Volviendo al asunto que articula el ensayo, en mi opinión la teoría de la modernización, que considera la pobreza como mera consecuencia de un atraso tecnológico, ha fracaso en gran medida y no puede sostenerse a largo plazo. Bien es cierto que se han producido notables avances en calidad de vida a lo largo del siglo XX, pero también existen pueblos para las cuales la “modernización” ha supuesto una trágica pérdida, al horadar sus raíces ancestrales y provocar la absorción de su cultura en un canon occidental que no necesariamente ha de ser universal. Estimo imposible la exportación de un “Estado del bienestar global” que ampare de forma razonablemente similar a Mauritania y a Estados Unidos, por ejemplo. De hecho, según el informe Worldwatch de 2004 harían falta los recursos de tres planetas como el nuestro si todos los países asumieran el modelo de consumo de las naciones más desarrolladas.
En este sentido, concuerdo con las tesis que defienden la condonación de las deudas a los países en vías de desarrollo. Al fin y al cabo, tienen parte de razón autores como Andre Gunder Frank al recordar que la explotación colonial ha facilitado a los países occidentales la posesión del poder económico y político. Se deben controlar los flujos financieros para impedir que el capitalismo, comandado por las multinacionales, se constituya en una especie de prolongación del imperialismo. En cualquier caso, es exagerado afirmar que las naciones ricas deben su posición en exclusiva al expolio de las pobres, pues ya partían con una ventaja tecnológica (bélica, al menos) que les permitió la conquista de nuevas riquezas en los países colonizados.
Los intentos de la cooperación internacional por atenuar las desigualdades en el mundo, sin que hayan fracasado por completo, no terminan de encauzarse correctamente. Para empezar, los gobiernos no tienen ninguna obligación de ayudar a los países necesitados. Lo hacen cuando quieren, en las condiciones que les placen y pensando siempre en obtener un beneficio. Hay organizaciones sociales que tratan de impulsar esta lucha. Pero, aunque su influencia crece, es insuficiente para competir con los gobiernos y sobre todo las empresas que, desde luego, no se guían por criterios altruistas sino por la persecución del beneficio económico.
Pensemos que en la sociedad española – y en muchas otras – existe un sistema tributario que establece una mayor carga impositiva a las rentas más altas. Algunos ideólogos soñadores han pensado que sería posible instalar algo así a escala internacional, con impuestos obligatorios para las naciones ricas destinados a corregir las enormes desigualdades del mundo. No obstante, hay una diferencia fundamental entre ambos planteamientos. A los ciudadanos se les obliga a pagar impuestos, ¿pero quién obliga a las potencias a sacrificar parte de su hegemonía política y económica en beneficio de los países no industrializados?

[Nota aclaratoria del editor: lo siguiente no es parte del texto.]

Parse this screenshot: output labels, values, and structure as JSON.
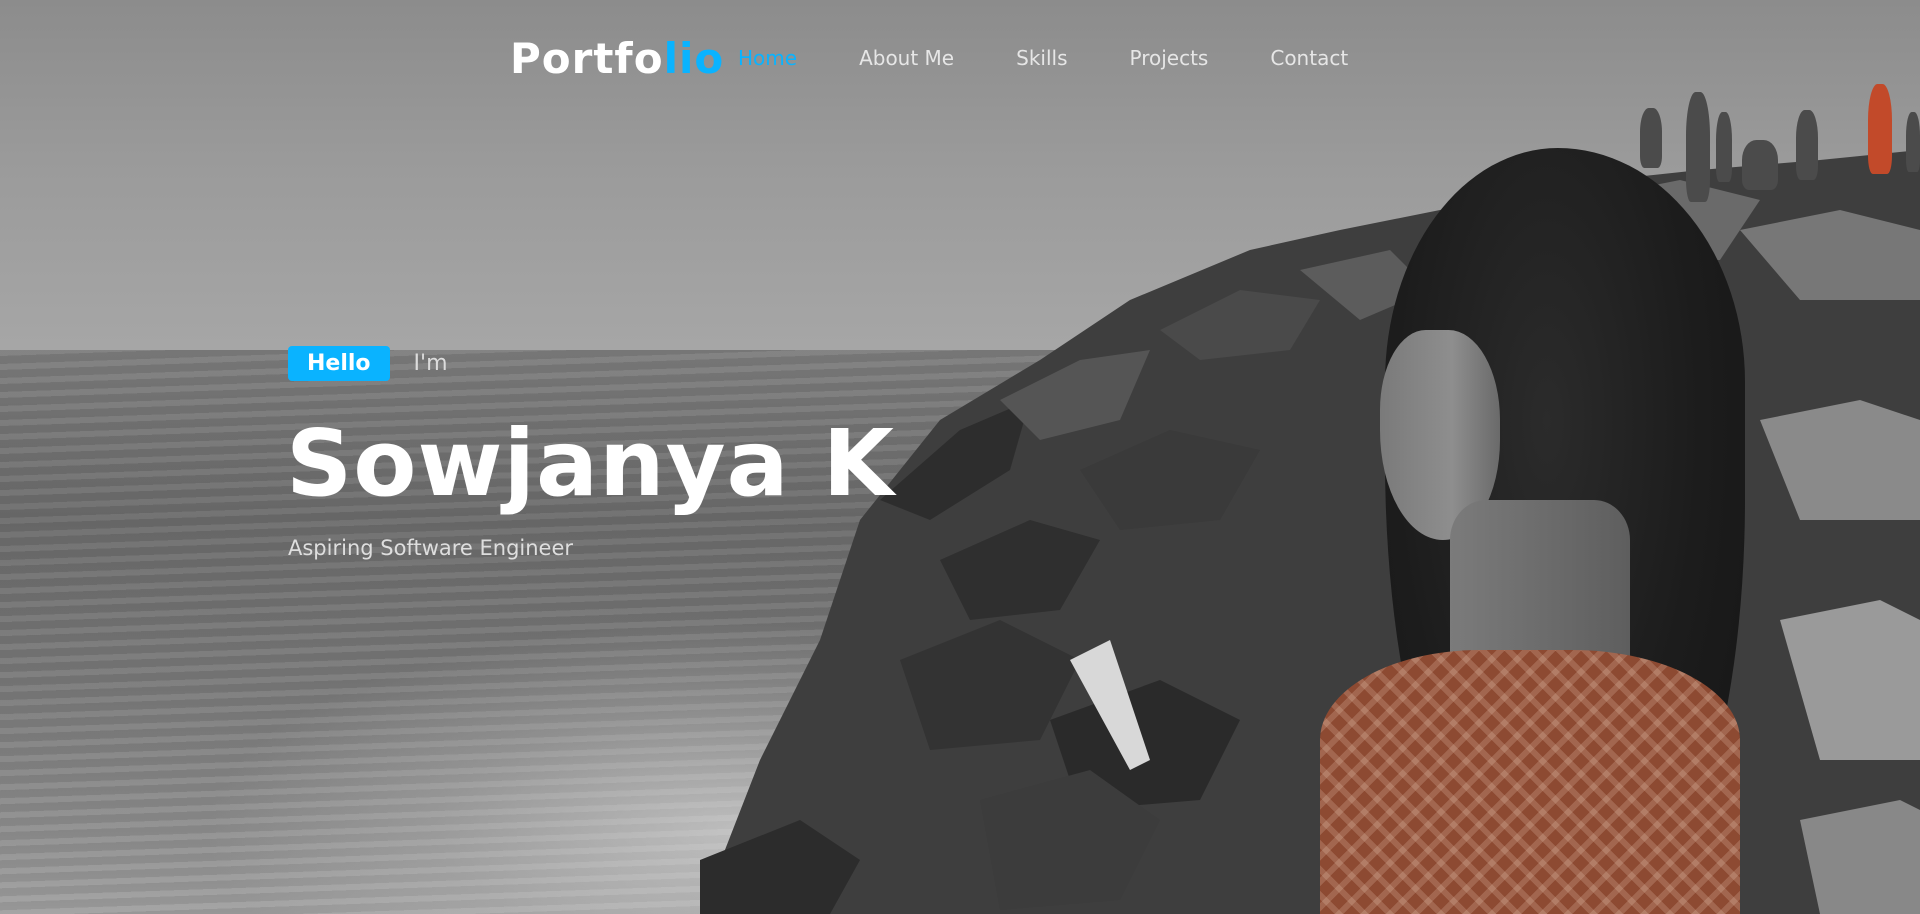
{
  "nav": {
    "logo_main": "Portfo",
    "logo_accent": "lio",
    "links": [
      "Home",
      "About Me",
      "Skills",
      "Projects",
      "Contact"
    ],
    "active": "Home"
  },
  "hero": {
    "greeting_badge": "Hello",
    "greeting_text": "I'm",
    "name": "Sowjanya K",
    "tagline": "Aspiring Software Engineer"
  },
  "colors": {
    "accent": "#0ab3ff",
    "text_primary": "#ffffff"
  }
}
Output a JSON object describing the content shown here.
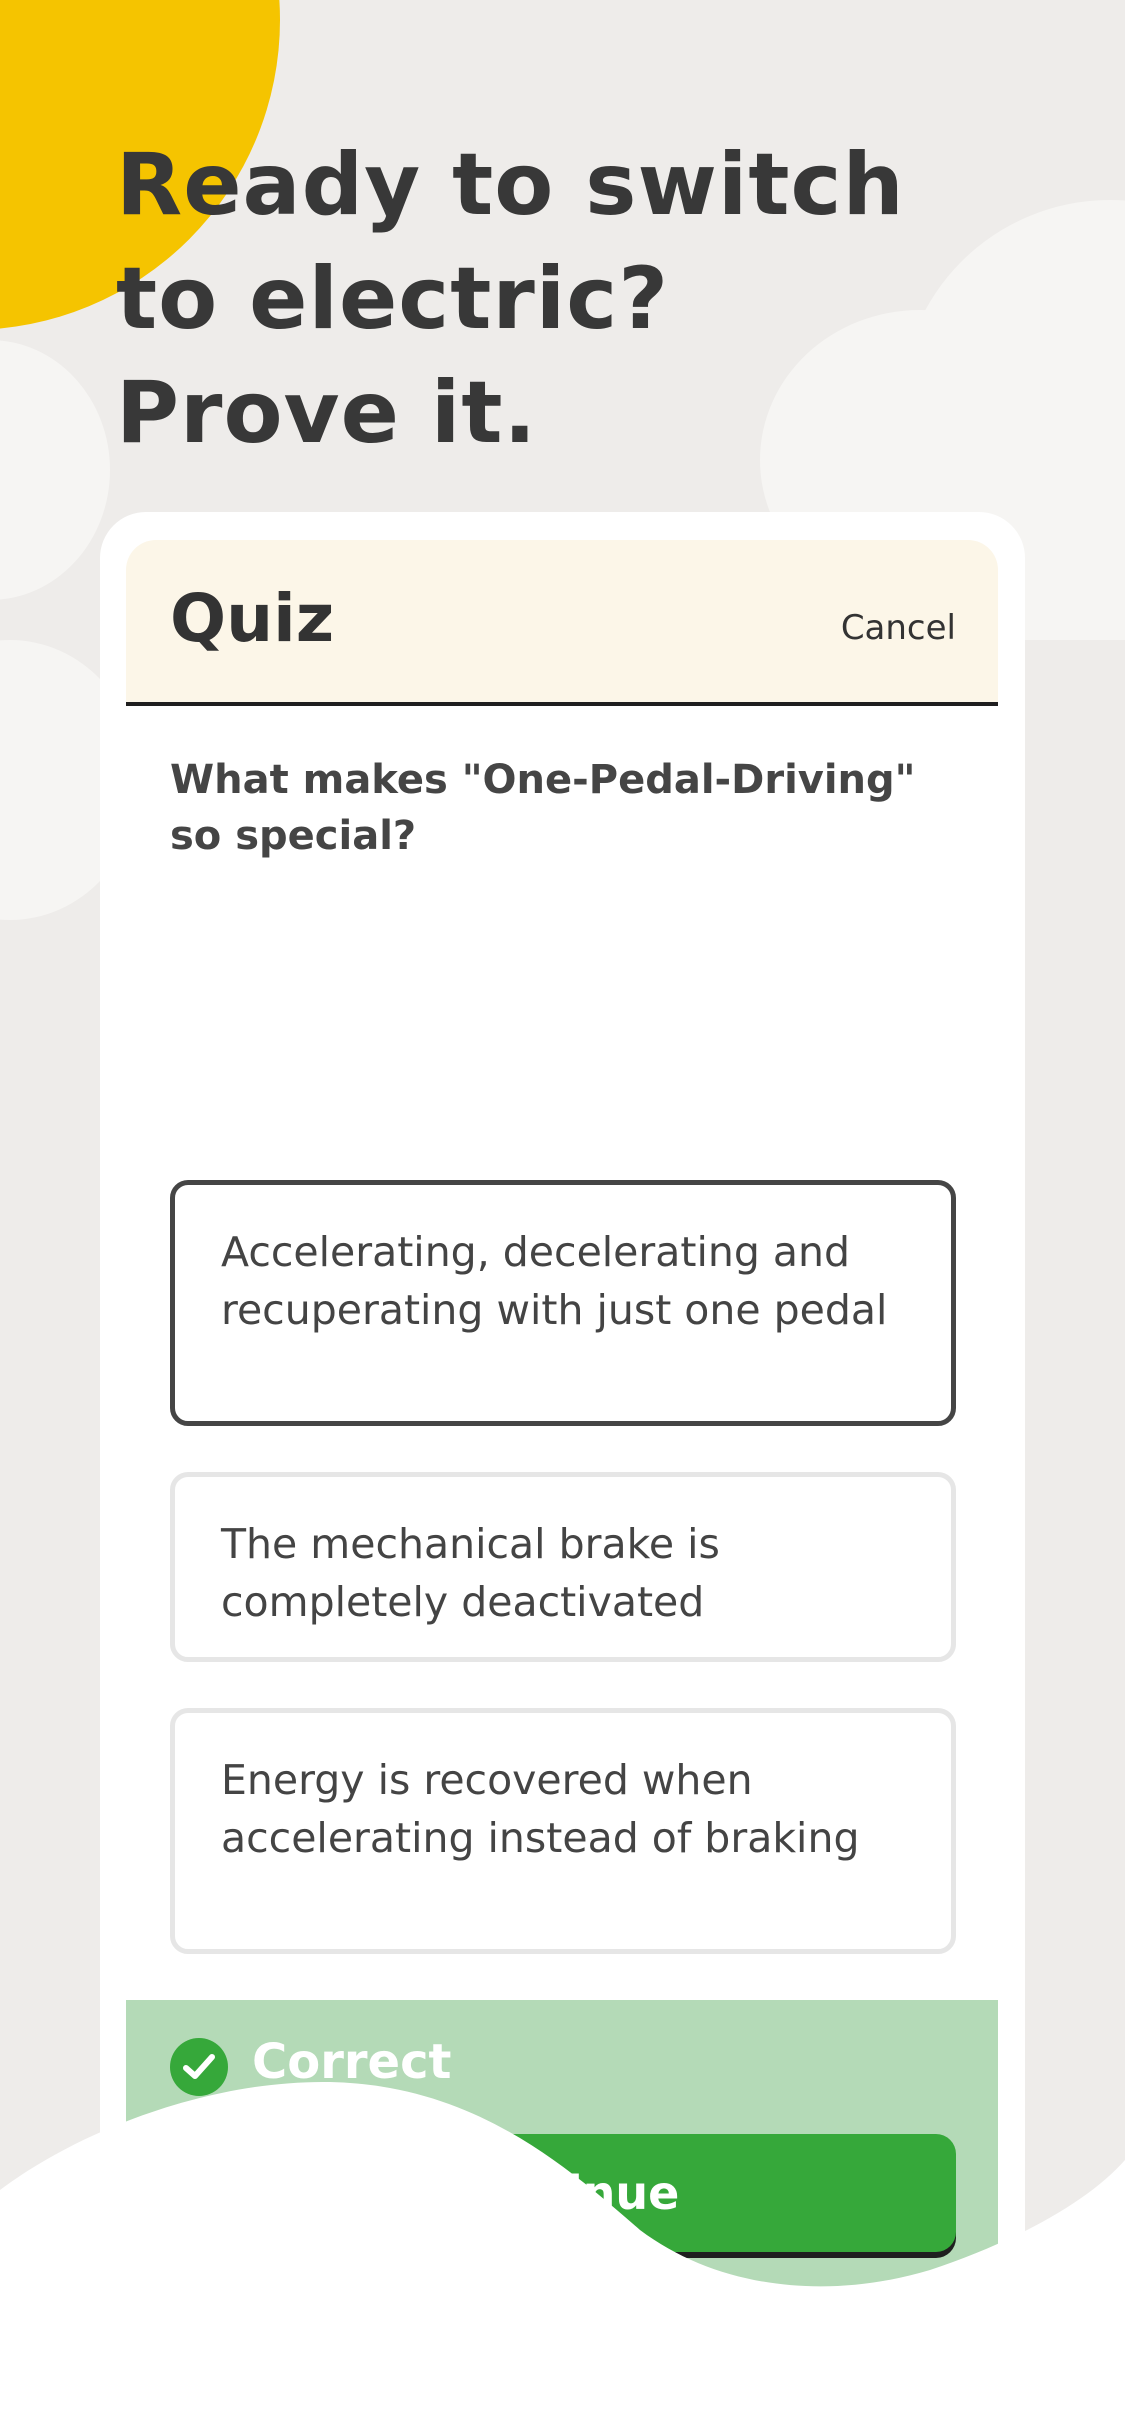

Mientras no exista una voluntad colectiva, firme, que no eluda la incómoda realidad de que el desarrollo sostenible es difícil de sostener, va a resultar muy difícil que las grandes empresas y los gobiernos más poderosos renuncien a su dinero y a su poder. El problema de las desigualdades no se soluciona con ayudas puntuales; no es una cuestión de caridad que se resuelve enviando despojos. Urge un compromiso real entre naciones y un hermanamiento entre pueblos que, por desgracia, no se vislumbra hoy día.